I was using Simple Sudoku to display the candidates but it doesn’t solve it automatically. When I plug in Fish’s numbers I get the following results:

R7C2 is either 4 or 8. R3C2 is 1 or 4. R3C9 is 1 or 6. R5C9 is 6 or 8.

R5C2 can’t be 8 if R7C2 is 8. If it’s 4, then R3C2 has to be 1; R3C9 has to be 6; and R5C9 has to be 8. In which case R5C2 can’t be 8 anyway. I believe most Sudoku references call this type of proof “chaining”.

Ah, thank you Lumpy. I see where you’re going with that.

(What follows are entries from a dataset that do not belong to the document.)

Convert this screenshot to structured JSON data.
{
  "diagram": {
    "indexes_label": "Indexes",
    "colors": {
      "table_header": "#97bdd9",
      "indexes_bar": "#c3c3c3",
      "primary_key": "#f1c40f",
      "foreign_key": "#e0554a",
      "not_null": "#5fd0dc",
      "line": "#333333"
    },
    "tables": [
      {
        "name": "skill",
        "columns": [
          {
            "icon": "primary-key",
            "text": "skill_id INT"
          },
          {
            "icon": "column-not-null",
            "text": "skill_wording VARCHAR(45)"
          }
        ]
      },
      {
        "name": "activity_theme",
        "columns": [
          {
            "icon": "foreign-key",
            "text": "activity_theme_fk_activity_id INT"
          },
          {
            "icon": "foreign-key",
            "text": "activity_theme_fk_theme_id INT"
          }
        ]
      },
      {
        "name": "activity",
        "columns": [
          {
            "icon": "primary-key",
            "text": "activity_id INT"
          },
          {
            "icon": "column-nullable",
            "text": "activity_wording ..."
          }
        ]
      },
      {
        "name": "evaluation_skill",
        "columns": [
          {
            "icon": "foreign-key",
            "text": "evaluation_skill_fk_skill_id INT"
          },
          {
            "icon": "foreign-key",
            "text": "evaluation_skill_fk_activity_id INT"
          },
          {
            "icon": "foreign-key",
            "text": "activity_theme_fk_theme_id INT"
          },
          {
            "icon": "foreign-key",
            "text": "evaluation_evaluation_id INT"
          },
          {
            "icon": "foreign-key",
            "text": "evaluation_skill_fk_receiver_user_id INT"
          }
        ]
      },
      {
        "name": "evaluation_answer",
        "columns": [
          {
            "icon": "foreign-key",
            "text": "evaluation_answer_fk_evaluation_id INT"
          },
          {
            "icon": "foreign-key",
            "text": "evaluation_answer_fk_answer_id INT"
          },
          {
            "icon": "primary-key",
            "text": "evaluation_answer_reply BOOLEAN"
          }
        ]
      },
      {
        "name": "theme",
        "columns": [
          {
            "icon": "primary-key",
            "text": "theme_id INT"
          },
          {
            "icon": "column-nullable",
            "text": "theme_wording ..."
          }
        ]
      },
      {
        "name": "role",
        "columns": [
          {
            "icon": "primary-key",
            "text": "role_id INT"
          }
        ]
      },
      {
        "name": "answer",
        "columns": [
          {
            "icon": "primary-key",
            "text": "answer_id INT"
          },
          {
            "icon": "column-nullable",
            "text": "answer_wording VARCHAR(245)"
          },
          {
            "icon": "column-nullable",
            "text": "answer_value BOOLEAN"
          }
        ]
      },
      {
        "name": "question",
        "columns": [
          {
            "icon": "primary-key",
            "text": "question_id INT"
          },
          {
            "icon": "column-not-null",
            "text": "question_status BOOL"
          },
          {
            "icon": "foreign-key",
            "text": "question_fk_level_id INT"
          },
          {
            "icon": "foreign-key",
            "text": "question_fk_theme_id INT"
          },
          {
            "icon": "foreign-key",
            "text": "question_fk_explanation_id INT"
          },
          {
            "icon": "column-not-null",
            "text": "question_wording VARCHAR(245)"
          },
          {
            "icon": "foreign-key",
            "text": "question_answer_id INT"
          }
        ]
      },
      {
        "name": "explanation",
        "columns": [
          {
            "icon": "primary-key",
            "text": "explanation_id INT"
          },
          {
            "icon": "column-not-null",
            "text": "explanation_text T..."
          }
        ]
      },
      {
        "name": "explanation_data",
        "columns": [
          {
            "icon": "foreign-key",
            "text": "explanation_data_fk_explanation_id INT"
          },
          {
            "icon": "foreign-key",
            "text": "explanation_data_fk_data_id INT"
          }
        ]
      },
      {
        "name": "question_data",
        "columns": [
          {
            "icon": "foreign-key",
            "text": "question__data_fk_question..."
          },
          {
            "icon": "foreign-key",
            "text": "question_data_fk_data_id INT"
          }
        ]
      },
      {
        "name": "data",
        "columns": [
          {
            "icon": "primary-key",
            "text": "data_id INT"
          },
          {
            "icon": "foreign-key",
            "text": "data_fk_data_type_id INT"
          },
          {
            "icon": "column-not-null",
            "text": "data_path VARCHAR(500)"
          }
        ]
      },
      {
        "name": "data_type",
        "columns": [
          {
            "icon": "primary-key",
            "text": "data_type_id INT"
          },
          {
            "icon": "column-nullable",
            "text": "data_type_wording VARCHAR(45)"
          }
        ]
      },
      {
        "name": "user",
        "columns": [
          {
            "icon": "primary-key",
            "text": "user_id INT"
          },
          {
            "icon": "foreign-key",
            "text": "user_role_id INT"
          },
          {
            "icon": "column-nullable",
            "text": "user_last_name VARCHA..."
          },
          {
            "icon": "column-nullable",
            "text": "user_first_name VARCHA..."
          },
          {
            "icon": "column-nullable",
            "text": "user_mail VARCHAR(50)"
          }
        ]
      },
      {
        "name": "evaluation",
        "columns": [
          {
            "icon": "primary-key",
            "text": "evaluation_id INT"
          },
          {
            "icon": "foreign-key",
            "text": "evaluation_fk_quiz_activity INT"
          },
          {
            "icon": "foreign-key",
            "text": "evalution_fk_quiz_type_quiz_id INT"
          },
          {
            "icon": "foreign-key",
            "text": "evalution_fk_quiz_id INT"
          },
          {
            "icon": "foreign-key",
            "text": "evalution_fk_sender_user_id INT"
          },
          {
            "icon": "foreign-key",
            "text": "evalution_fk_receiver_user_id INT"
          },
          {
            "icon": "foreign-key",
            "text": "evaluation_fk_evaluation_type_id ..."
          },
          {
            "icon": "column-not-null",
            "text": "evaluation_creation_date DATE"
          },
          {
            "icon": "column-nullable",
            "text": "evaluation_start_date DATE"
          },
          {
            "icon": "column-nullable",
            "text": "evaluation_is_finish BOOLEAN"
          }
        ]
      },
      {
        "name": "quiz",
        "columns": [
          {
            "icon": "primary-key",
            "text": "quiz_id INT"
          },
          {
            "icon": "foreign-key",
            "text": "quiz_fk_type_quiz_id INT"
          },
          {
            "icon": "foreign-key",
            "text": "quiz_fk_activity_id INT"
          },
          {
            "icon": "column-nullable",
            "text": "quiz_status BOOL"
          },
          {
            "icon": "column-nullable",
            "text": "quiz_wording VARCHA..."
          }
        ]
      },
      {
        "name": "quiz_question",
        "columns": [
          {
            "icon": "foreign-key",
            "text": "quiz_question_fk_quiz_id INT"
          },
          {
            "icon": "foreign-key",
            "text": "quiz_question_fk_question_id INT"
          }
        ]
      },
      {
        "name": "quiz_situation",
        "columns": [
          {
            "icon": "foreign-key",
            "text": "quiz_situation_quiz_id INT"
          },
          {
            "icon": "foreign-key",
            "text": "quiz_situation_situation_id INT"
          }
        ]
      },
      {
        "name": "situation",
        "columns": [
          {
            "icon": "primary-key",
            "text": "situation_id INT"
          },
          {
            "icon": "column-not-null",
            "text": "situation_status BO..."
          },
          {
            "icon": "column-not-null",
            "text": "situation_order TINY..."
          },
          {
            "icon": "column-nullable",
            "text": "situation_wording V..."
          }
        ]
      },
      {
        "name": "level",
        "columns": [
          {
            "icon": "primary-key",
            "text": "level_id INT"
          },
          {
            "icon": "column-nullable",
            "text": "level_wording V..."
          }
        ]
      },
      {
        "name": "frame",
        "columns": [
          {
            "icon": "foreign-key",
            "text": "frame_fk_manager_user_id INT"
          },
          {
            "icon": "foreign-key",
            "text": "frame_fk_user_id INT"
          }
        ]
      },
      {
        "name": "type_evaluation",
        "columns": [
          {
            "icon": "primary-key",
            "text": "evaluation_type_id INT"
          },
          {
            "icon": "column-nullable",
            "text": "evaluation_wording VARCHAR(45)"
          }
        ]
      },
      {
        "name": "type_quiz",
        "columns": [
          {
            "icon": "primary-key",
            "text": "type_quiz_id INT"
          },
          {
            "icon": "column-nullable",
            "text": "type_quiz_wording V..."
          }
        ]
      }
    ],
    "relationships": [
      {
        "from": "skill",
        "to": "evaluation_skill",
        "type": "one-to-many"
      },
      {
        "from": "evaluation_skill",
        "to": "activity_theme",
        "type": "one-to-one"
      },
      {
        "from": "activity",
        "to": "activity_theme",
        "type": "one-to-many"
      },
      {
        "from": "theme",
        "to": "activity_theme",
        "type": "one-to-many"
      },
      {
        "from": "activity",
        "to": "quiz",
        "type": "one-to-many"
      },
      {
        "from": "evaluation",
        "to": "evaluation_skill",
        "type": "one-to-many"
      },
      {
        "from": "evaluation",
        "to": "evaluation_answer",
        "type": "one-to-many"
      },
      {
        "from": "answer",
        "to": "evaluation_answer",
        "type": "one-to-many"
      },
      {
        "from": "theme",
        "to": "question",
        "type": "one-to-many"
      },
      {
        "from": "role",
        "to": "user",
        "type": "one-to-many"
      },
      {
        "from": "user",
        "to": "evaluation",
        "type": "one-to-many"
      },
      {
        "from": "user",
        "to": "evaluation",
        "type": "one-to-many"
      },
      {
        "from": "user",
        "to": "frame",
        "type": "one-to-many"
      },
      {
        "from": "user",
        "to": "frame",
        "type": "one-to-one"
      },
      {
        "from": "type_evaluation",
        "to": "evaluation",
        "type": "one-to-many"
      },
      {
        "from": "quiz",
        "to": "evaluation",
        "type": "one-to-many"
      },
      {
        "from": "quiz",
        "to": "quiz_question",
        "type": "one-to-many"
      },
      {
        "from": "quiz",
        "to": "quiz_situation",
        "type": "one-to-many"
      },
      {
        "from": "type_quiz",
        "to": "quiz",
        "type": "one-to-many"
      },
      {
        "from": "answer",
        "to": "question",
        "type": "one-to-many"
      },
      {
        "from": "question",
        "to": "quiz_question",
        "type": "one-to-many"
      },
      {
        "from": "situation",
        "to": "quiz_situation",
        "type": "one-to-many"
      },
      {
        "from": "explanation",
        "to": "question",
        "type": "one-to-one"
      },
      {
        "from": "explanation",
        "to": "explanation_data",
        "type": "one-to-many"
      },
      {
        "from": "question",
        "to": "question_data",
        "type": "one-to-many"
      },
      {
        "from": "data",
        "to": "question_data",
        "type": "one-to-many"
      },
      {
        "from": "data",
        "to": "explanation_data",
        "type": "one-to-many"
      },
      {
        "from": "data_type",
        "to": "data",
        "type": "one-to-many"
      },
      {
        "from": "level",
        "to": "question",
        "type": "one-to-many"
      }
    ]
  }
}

If only there were a simple way to see such chains without all the “if this, then that” throughout the puzzle.

Errrm, I’m still not getting it.

The five squares in Lumpy’s example make a shape like a P, like this:


1 or 4 .... 1 or 6
R5C2   .... 6 or 8
4 or 8

We can test the possibilities 4 and 8 in that one box. If we choose 8, then R5C2 cannot contain 8.

If we choose 4, then you follow the possibilities around the chain and end up with 8 in the “6 or 8” box.

In both cases you have ruled out 8 in R5C2.